Au cours de cette sortie, le ministre gabonais des Affaires étrangères s’est prononcé sur les réformes pour la redynamisation de l’intégration dans l’espace CEEAC. Il a souligné l’ambition de son pays à faire en sorte que le Plan stratégique de la CEEAC visant l’interconnexion des différentes capitales de la sous-région soit une réalité à moyen terme. En réponse aux affirmations selon lesquelles le Gabon n’est pas prêt pour l’intégration, Bilie-By-Nze tranche : «Très peu d’États sont prêts en tant que tel. C’est un débat». Au-delà, il a tenu un discours en faveur de la zone de libre-échange et de la libre-circulation. Selon lui, «le Gabon s’active à réformer son économie, à avoir des indicateurs qui nous permettent d’y aller. Le principe c’est d’adhérer, de ratifier et d’ajuster notre économie pour que chacun prenne sa part.
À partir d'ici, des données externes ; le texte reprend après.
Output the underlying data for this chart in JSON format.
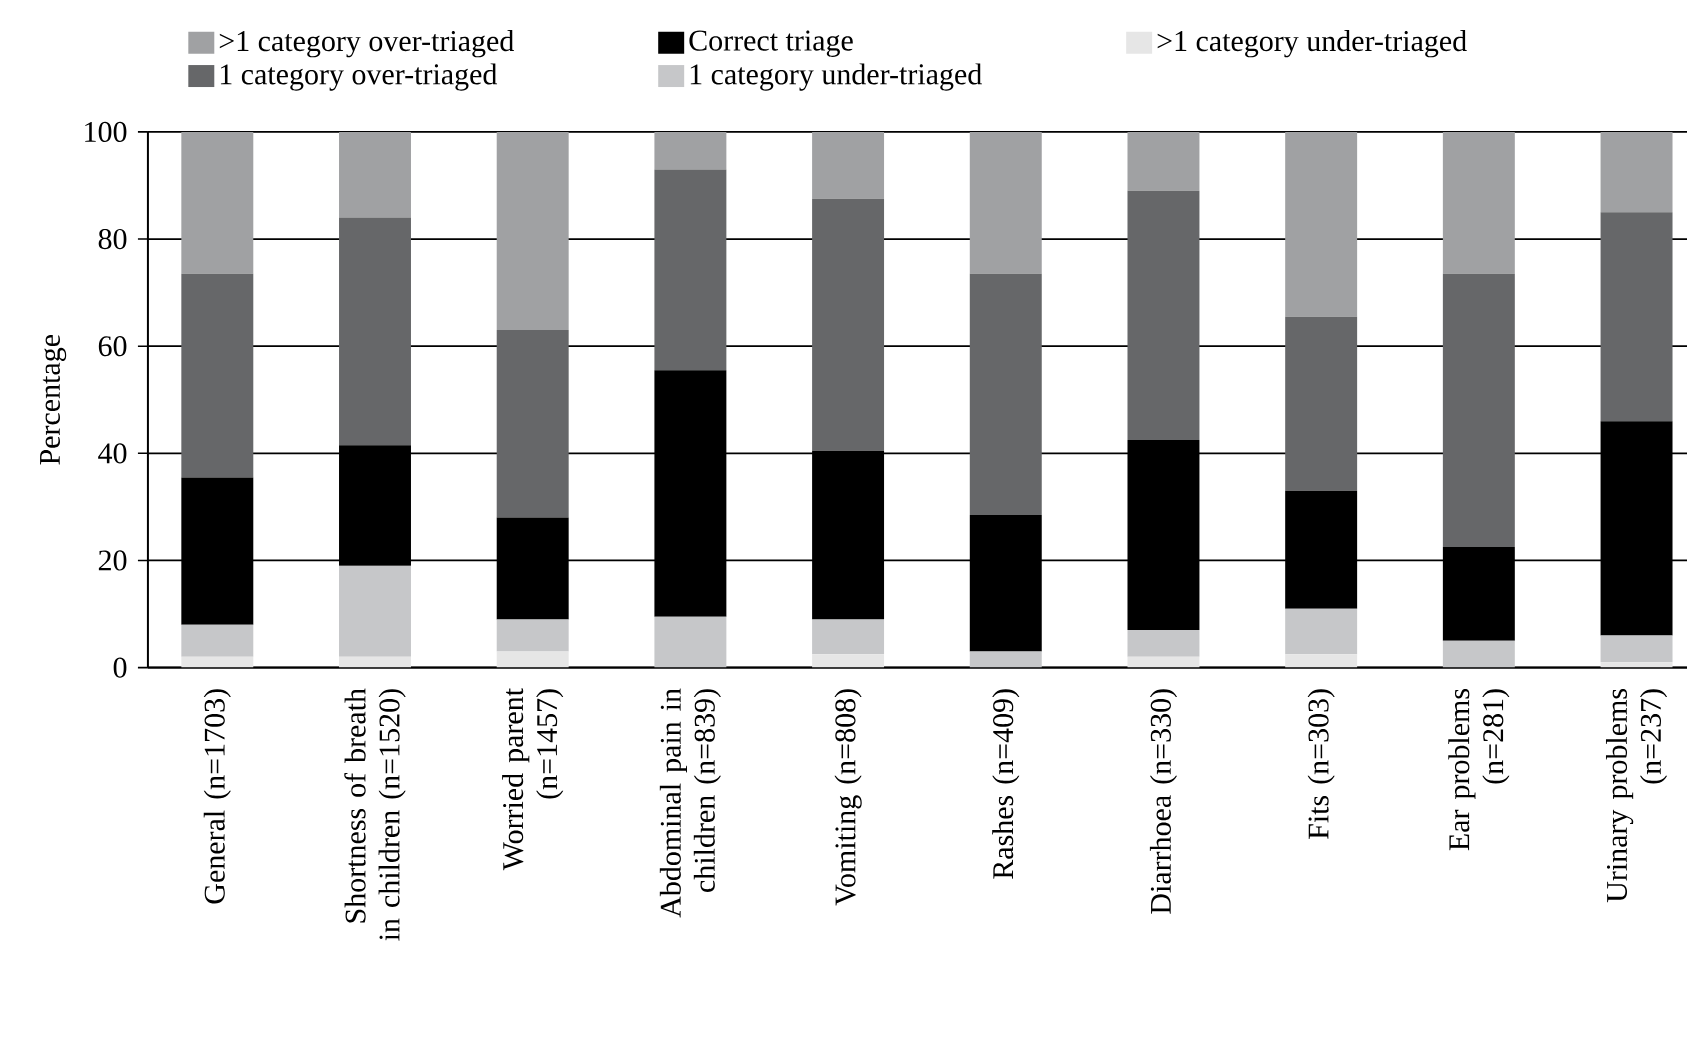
{
  "chart_data": {
    "type": "bar",
    "stacked": true,
    "ylabel": "Percentage",
    "categories": [
      "General (n=1703)",
      "Shortness of breath in children (n=1520)",
      "Worried parent (n=1457)",
      "Abdominal pain in children (n=839)",
      "Vomiting (n=808)",
      "Rashes (n=409)",
      "Diarrhoea (n=330)",
      "Fits (n=303)",
      "Ear problems (n=281)",
      "Urinary problems (n=237)"
    ],
    "series": [
      {
        "name": ">1 category under-triaged",
        "color": "#e6e6e6",
        "values": [
          2,
          2,
          3,
          0,
          2.5,
          0,
          2,
          2.5,
          0,
          1
        ]
      },
      {
        "name": "1 category under-triaged",
        "color": "#c6c7c9",
        "values": [
          6,
          17,
          6,
          9.5,
          6.5,
          3,
          5,
          8.5,
          5,
          5
        ]
      },
      {
        "name": "Correct triage",
        "color": "#000000",
        "values": [
          27.5,
          22.5,
          19,
          46,
          31.5,
          25.5,
          35.5,
          22,
          17.5,
          40
        ]
      },
      {
        "name": "1 category over-triaged",
        "color": "#666769",
        "values": [
          38,
          42.5,
          35,
          37.5,
          47,
          45,
          46.5,
          32.5,
          51,
          39
        ]
      },
      {
        "name": ">1 category over-triaged",
        "color": "#a0a1a3",
        "values": [
          26.5,
          16,
          37,
          7,
          12.5,
          26.5,
          11,
          34.5,
          26.5,
          15
        ]
      }
    ],
    "ylim": [
      0,
      100
    ],
    "yticks": [
      0,
      20,
      40,
      60,
      80,
      100
    ],
    "grid": "y",
    "legend": "top"
  }
}
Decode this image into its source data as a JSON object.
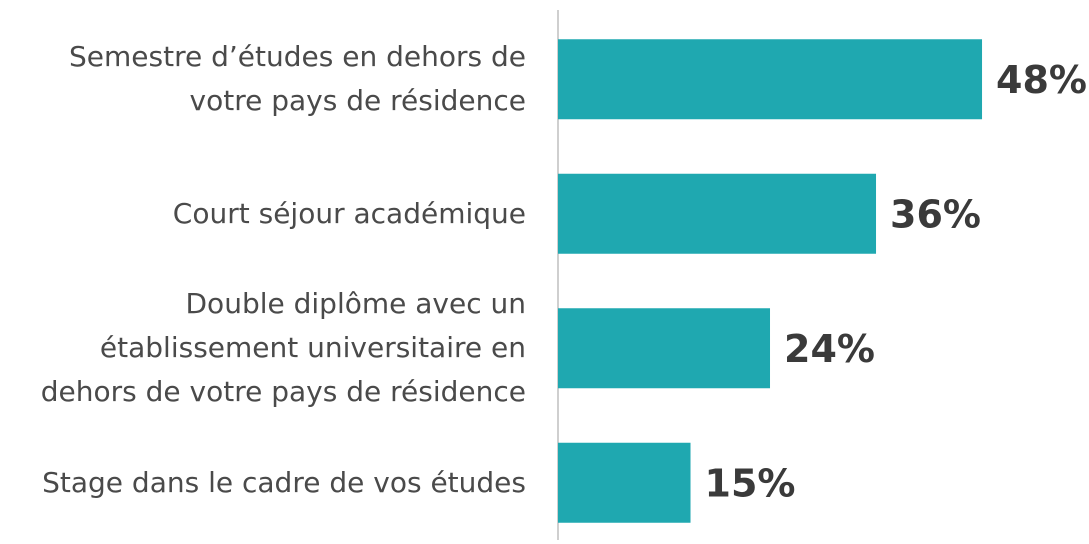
{
  "chart_data": {
    "type": "bar",
    "orientation": "horizontal",
    "categories": [
      "Semestre d’études en dehors de votre pays de résidence",
      "Court séjour académique",
      "Double diplôme avec un établissement universitaire en dehors de votre pays de résidence",
      "Stage dans le cadre de vos études"
    ],
    "values": [
      48,
      36,
      24,
      15
    ],
    "value_labels": [
      "48%",
      "36%",
      "24%",
      "15%"
    ],
    "color": "#1fa8b0",
    "xlim": [
      0,
      50
    ]
  }
}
Je vais prendre deux exemples simples : si vous êtes consommateurs de poulet et que vous n’avez que le Gabon comme marché, non seulement vous ne pouvez plus empêcher la concurrence d’intégrer le marché gabonais (vous subissez donc la concurrence), mais vous n’avez pas d’espace pour vendre. Par contre, la libre-circulation des personnes et des biens est une réalité qui est adossée sur la zone économique régionale. Celle-ci permet au producteur de vendre ses poulets aux Camerounais ou aux Tchadiens, sans droits de douane».